Op Prinsjesdag is het pakket Belastingplan 2018 bij de Tweede Kamer ingediend door het demissionaire kabinet. Het pakket bestaat uit vier wetsvoorstellen. Het gaat om het Belastingplan 2018, de Overige fiscale maatregelen 2018, de Wet afschaffing van de btw-landbouwregeling en de Wet inhoudingsplicht houdstercoöperatie en uitbreiding inhoudingsvrijstelling. Hieronder behandelen wij het wetsvoorstel inhoudingsplicht houdstercoöperatie en uitbreiding inhoudingsvrijstelling.

Algemeen

Met dit wetsvoorstel beoogt het kabinet zowel een aanscherping als versoepeling van de dividendbelasting. Zo wordt voorgesteld om de groep belastingplichtigen uit te breiden met gerechtigden tot de opbrengst uit hoofde van kwalificerende lidmaatschapsrechten in houdstercoöperaties die in Nederland zijn gevestigd, en wordt voorgesteld om de inhoudingsvrijstelling uit te breiden richting derde landen waarmee Nederland een belastingverdrag heeft gesloten dat voorziet in een dividendbepaling.

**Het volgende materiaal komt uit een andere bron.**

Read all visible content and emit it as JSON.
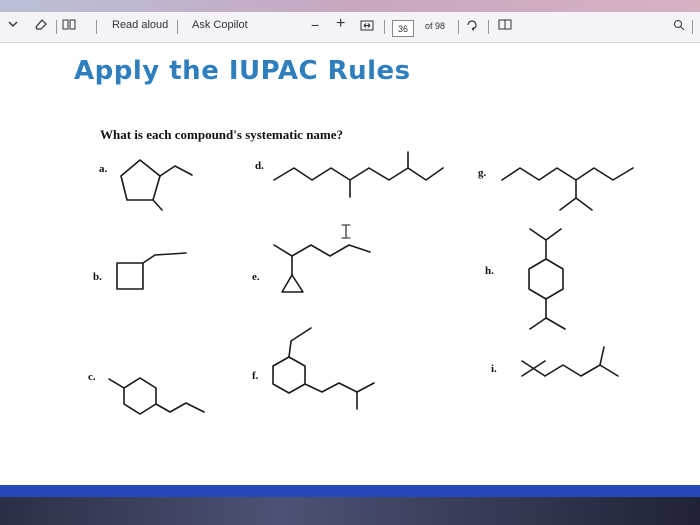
{
  "toolbar": {
    "read_aloud": "Read aloud",
    "ask_copilot": "Ask Copilot",
    "minus": "−",
    "plus": "+",
    "page_number": "36",
    "page_total": "of 98"
  },
  "document": {
    "title": "Apply the IUPAC Rules",
    "question": "What is each compound's systematic name?",
    "labels": {
      "a": "a.",
      "b": "b.",
      "c": "c.",
      "d": "d.",
      "e": "e.",
      "f": "f.",
      "g": "g.",
      "h": "h.",
      "i": "i."
    }
  },
  "colors": {
    "title": "#2f7fbf",
    "bottom_band": "#2748b8"
  }
}
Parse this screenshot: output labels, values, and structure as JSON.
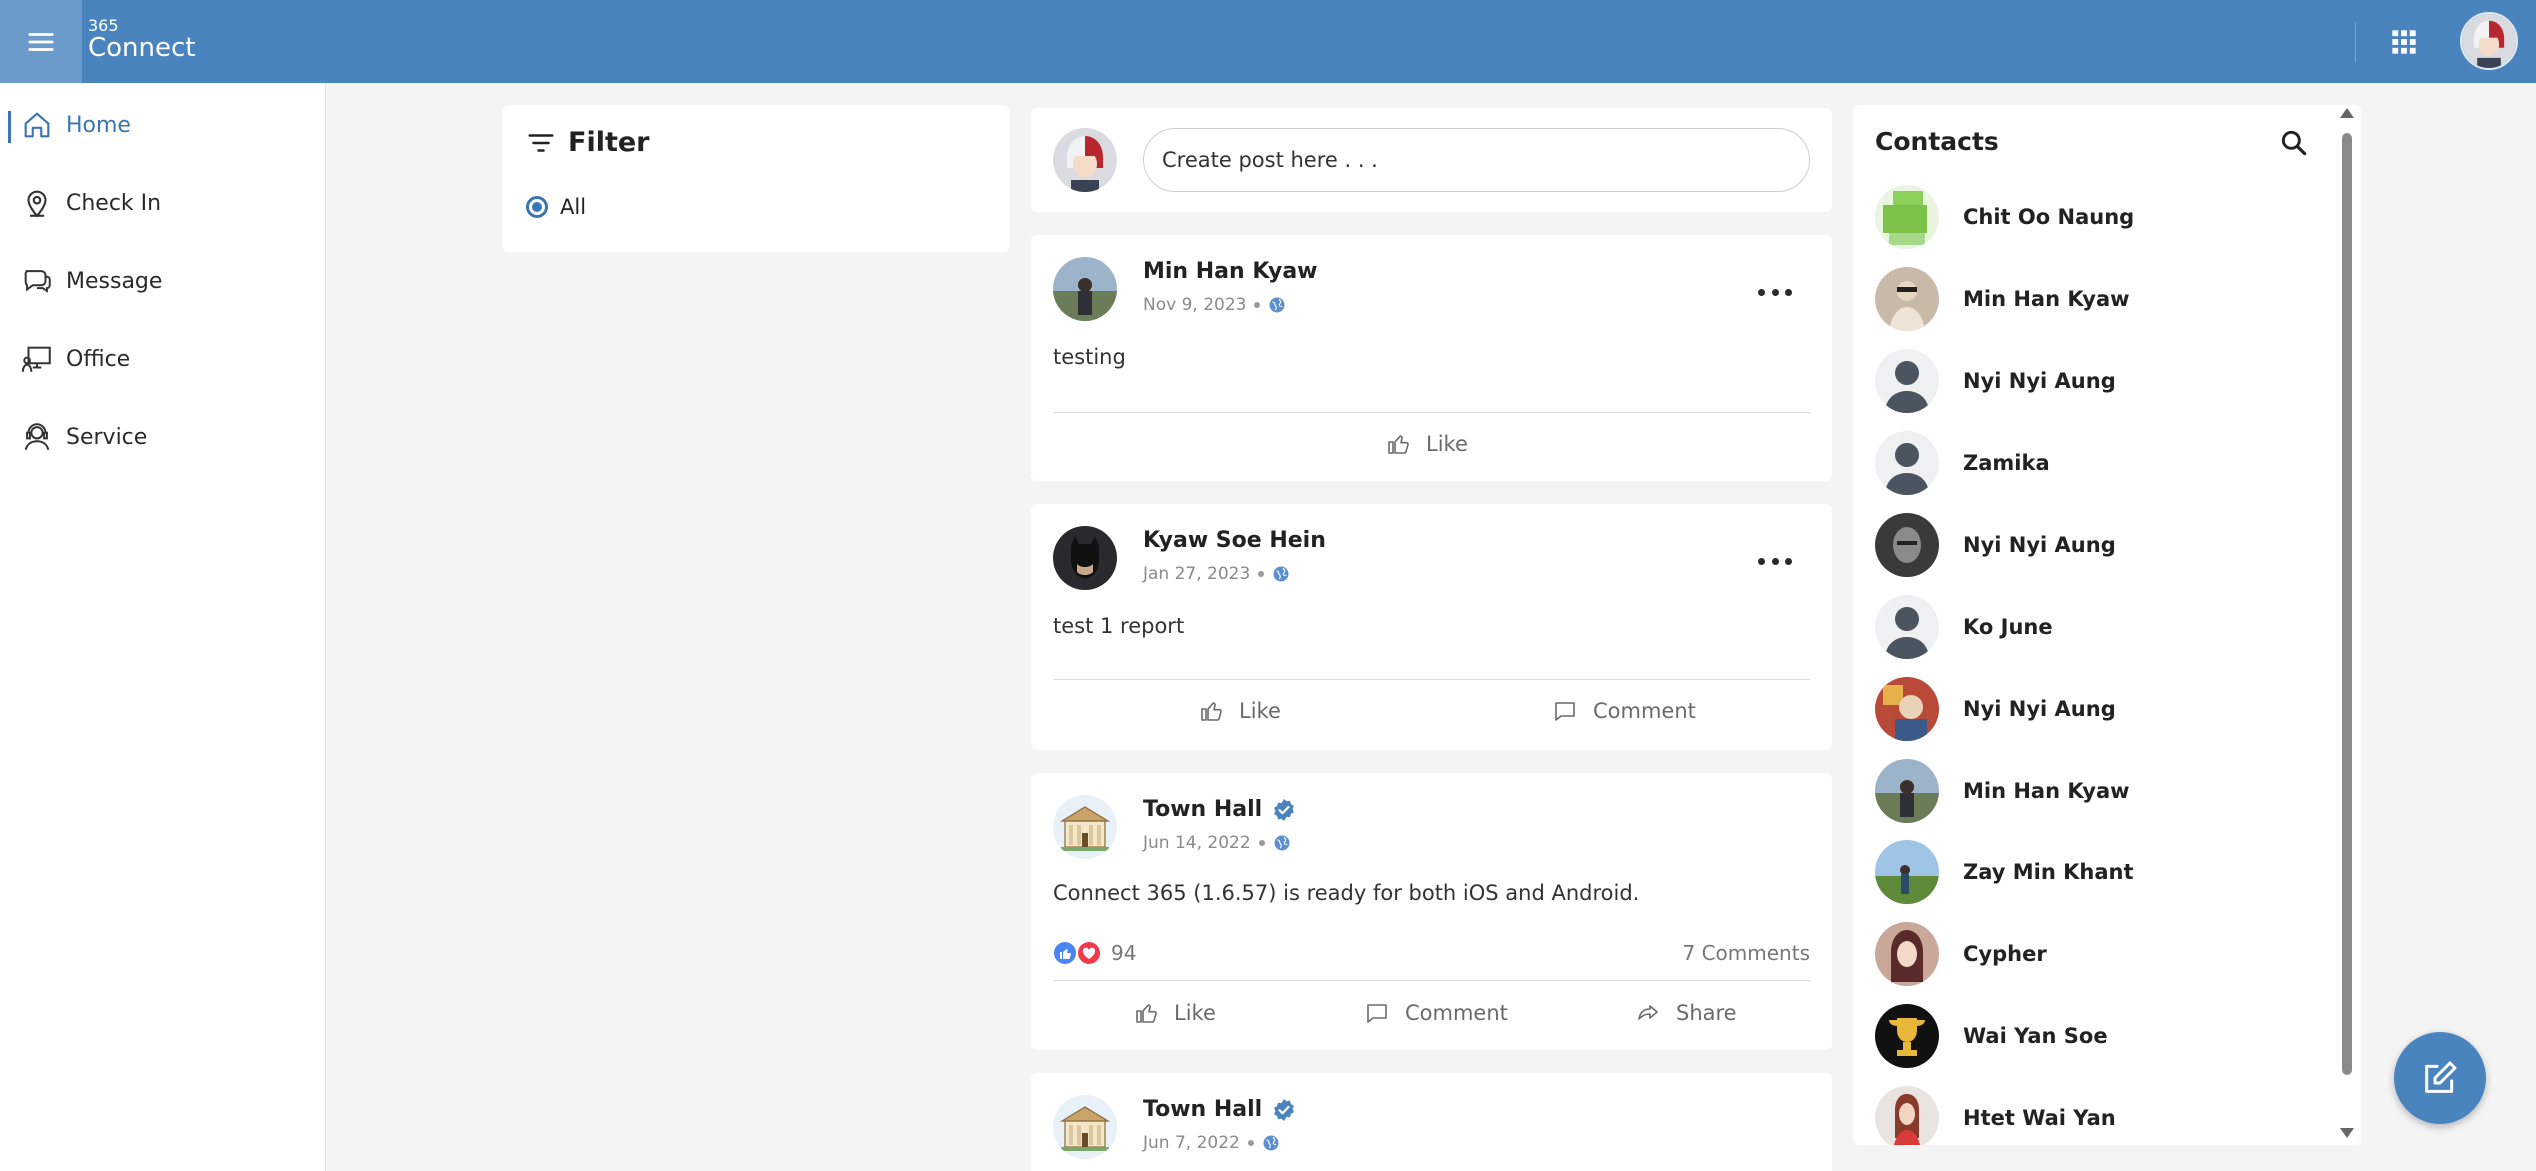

Inhoudingsplicht houdstercoöperaties

  • Om te voorkomen dat het reële coöperatieve bedrijfsleven geraakt wordt, wordt een houdstercoöperatie gedefinieerd als een coöperatie waarvan de feitelijke werkzaamheid hoofdzakelijk bestaat uit het houden van deelnemingen of het direct of indirect financieren van met haar verbonden lichamen of natuurlijke personen;
  • De houdstercoöperatie wordt alleen inhoudingsplichtig voor zover sprake is van kwalificerende lidmaatschapsrechten;
  • Als het lidmaatschapsrecht betrekking heeft op ten minste 5% van de jaarwinst van een coöperatie dan wel op ten minste 5% van wat bij liquidatie van die coöperatie wordt uitgekeerd, is er pas sprake van kwalificerende lidmaatschapsrechten.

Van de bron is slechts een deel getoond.